O governo dos Estados Unidos, sob a liderança do presidente Donald Trump, entrou na quarta semana de shutdown, tornando-se a terceira paralisação mais longa da história do país. O impasse entre republicanos e democratas em relação ao financiamento de programas de saúde e ao orçamento federal levou à interrupção de diversas atividades do governo, afetando 1,4 milhão de servidores públicos e gerando prejuízos que podem alcançar até US$ 2 bilhões por dia.
Impactos e Demissões
A crise já resultou no afastamento de pelo menos 900 mil funcionários sem salário, enquanto outros 700 mil seguem trabalhando, mas sem remuneração. O Escritório de Gestão e Orçamento (OMB) da Casa Branca reportou que aproximadamente 7 mil funcionários foram demitidos em agências como Agricultura e Comércio. Contudo, essa medida foi temporariamente barrada por um juiz federal, que considerou as demissões “motivadas politicamente”.
Linha do Tempo da Crise
- A crise teve início em 1º de outubro, quando o Congresso falhou em aprovar o orçamento federal, levando à implementação de cortes em diversas agências no dia seguinte.
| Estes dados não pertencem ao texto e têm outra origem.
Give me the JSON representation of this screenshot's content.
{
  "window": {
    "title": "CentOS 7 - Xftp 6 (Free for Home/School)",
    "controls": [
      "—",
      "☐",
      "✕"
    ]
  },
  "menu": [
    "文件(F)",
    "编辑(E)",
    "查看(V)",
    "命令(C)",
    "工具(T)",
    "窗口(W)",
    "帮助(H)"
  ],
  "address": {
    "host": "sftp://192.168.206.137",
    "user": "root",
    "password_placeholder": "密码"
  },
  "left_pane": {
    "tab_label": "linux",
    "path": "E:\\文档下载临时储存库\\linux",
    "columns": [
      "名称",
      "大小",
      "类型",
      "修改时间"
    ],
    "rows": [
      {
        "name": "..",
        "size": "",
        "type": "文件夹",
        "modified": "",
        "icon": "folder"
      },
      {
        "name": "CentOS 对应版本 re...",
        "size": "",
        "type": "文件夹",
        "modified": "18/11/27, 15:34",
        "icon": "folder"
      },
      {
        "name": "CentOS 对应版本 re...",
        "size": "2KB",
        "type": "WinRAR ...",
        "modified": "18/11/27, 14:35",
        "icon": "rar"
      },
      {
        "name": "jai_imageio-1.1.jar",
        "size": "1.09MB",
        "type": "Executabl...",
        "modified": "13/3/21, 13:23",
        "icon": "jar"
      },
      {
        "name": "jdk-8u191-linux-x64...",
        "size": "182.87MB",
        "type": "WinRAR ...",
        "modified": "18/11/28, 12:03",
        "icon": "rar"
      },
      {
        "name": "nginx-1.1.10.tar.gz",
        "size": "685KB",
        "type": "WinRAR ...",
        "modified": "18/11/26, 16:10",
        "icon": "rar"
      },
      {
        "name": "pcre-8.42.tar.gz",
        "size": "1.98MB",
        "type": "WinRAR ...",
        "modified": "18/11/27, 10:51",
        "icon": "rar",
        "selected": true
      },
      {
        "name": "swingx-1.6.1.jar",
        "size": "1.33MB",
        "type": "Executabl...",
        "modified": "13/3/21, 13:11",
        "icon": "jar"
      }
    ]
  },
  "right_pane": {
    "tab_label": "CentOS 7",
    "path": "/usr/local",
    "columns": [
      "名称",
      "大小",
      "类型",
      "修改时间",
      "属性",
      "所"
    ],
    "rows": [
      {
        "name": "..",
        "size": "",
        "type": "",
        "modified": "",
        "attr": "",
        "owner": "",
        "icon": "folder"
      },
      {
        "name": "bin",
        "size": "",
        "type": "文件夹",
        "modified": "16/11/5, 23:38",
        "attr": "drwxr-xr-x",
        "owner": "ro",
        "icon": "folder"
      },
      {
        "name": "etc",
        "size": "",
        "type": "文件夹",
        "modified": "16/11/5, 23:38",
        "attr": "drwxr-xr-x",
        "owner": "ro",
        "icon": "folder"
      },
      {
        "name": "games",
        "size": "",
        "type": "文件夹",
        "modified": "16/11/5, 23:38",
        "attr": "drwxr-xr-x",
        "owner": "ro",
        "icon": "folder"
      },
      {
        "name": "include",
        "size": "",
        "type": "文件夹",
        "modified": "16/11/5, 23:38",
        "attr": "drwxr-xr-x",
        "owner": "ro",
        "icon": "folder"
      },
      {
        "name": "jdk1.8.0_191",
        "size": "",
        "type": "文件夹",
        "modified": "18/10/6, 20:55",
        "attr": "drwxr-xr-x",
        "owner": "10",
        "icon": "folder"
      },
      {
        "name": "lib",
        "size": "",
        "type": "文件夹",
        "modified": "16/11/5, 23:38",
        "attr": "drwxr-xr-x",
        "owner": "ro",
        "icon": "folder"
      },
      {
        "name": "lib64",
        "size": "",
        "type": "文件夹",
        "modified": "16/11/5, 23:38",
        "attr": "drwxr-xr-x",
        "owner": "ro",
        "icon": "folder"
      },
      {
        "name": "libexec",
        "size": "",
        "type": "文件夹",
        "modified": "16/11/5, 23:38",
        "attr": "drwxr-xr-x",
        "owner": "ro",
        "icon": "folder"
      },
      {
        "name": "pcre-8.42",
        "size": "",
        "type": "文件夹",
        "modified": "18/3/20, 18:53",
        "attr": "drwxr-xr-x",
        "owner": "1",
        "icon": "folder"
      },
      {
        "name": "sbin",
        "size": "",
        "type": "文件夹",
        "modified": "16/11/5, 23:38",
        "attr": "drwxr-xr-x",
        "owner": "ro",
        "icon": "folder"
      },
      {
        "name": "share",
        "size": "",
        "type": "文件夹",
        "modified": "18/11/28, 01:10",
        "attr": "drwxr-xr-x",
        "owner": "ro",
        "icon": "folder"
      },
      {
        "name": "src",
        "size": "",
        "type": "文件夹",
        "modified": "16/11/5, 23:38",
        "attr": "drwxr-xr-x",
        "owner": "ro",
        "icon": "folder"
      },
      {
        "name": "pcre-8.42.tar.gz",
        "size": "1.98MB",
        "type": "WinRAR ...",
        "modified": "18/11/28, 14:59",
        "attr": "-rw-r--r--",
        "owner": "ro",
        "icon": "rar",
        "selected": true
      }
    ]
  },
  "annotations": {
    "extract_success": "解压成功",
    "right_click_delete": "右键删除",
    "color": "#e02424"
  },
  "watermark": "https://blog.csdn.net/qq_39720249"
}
- Em 10 de outubro, Trump anunciou intenções de demitir numerosos funcionários que teriam vínculos com o Partido Democrata.
- Apesar da decisão judicial que suspendeu novas demissões, o governo continuou com a política de cortes, prevendo até 10 mil desligamentos se a crise persistir.
- O shutdown atual já superou as paralisações de 1995 e 2013 e se aproxima do recorde de 2018-2019, que durou 35 dias.
Senado e Crescente Impasse
No último dia 20, o Senado, dominado por democratas, rejeitou pela 11ª vez o projeto republicano para reabrir o governo, com 50 votos contrários e 43 favoráveis. Hakeem Jeffries, líder democrata na Câmara, acusou Trump de governar à distância e de criar uma crise desnecessária, pedindo que o presidente se envolvesse ativamente na resolução do impasse.
Com a pressão aumentando, especialistas sugerem que o presidente deve reconsiderar sua abordagem de confronto e buscar um acordo para reabrir o governo e evitar danos econômicos irreversíveis.
Entendendo o Shutdown
- Nos Estados Unidos, o shutdown ocorre quando o Congresso não valida o orçamento federal, resultando na paralisação de parte das atividades do governo.
- Departamentos e agências descontinuam serviços considerados não essenciais, afetando áreas como museus e parques, enquanto serviços críticos, como defesa e saúde, permanecem operando.
- Funcionários podem ser afastados ou trabalhar sem pagamento, agravando os efeitos econômicos da crise.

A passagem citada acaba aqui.